Still, kind of a fun story.
Roller derby first appeared on local television in 1961. It featured teams with names like: the San Francisco Bay Bombers, Portland’s Rose City Rollers and the San Diego Thunderbirds.
They played weekly on a local UHF television station. The four man teams, two blockers and two jammers, thundered around a short, elevated, banked, wood track. The goal of the competition involved getting the smaller jammers past the big and brutish blockers which resulted in points scored.
Competitors sometimes flew right off the elevated track into the fans. We marveled at the athleticism of the skaters and the violence of the head-knocking competition.
So, naturally, we had to have our own roller derby matches.
We held our roller derby events in the smooth cement halls of Phoebe Hearst elementary school. Our track started in the covered hallway running down the center of the school, then turned right into the open pathway running in front of the classrooms, rounded the side of the building then up the pathway along the back of the classrooms, only to return the covered center hallway.
We played four man teams just like the real roller derby: using the big boys as blockers and the smaller boys as jammers. Games lasted four quarters and the team with the most points in the end, won the competition.
Because the front and rear classroom hallways were so narrow, virtually all the passing took place on the wide, covered, center hallway. This made for some bone-bruising spills, but no serious injuries ever occurred. However, we often suffered scrapes, bruises and cuts in these enthusiastic competitions. I recall bouncing right off the walls of the building into oncoming skaters which led to bodies flying all over the halls of the school.
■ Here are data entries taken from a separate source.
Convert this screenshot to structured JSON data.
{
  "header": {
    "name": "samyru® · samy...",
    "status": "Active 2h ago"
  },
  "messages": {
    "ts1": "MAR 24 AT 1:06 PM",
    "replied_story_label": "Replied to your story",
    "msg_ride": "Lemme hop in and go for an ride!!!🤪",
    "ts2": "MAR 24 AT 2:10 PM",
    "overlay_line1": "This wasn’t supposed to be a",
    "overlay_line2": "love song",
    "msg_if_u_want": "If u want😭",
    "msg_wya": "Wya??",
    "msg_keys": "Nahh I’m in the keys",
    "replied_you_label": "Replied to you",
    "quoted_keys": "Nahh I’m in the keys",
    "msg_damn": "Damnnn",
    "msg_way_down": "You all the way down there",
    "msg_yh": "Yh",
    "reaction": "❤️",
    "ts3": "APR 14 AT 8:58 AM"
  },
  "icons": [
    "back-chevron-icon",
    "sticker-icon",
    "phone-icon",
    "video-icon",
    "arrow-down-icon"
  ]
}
By the end of a hard-fought match, we were fully ready for a trip over to Bossie’s Drive-in or to the A&W root beer stand for a tall soda pop where we reviewed the events of the day and argued over which team actually won or lost the match – no champagne for the winners of the roller derby.
Eventually, like all things in the world, roller derby left the Sacramento airwaves and we lost interest in playing the sport. This probably spared us from suffering some sort of serious injury.
But the passage of time has not blurred the memories I have of these competitions – another bone-bruising Janey Way memory.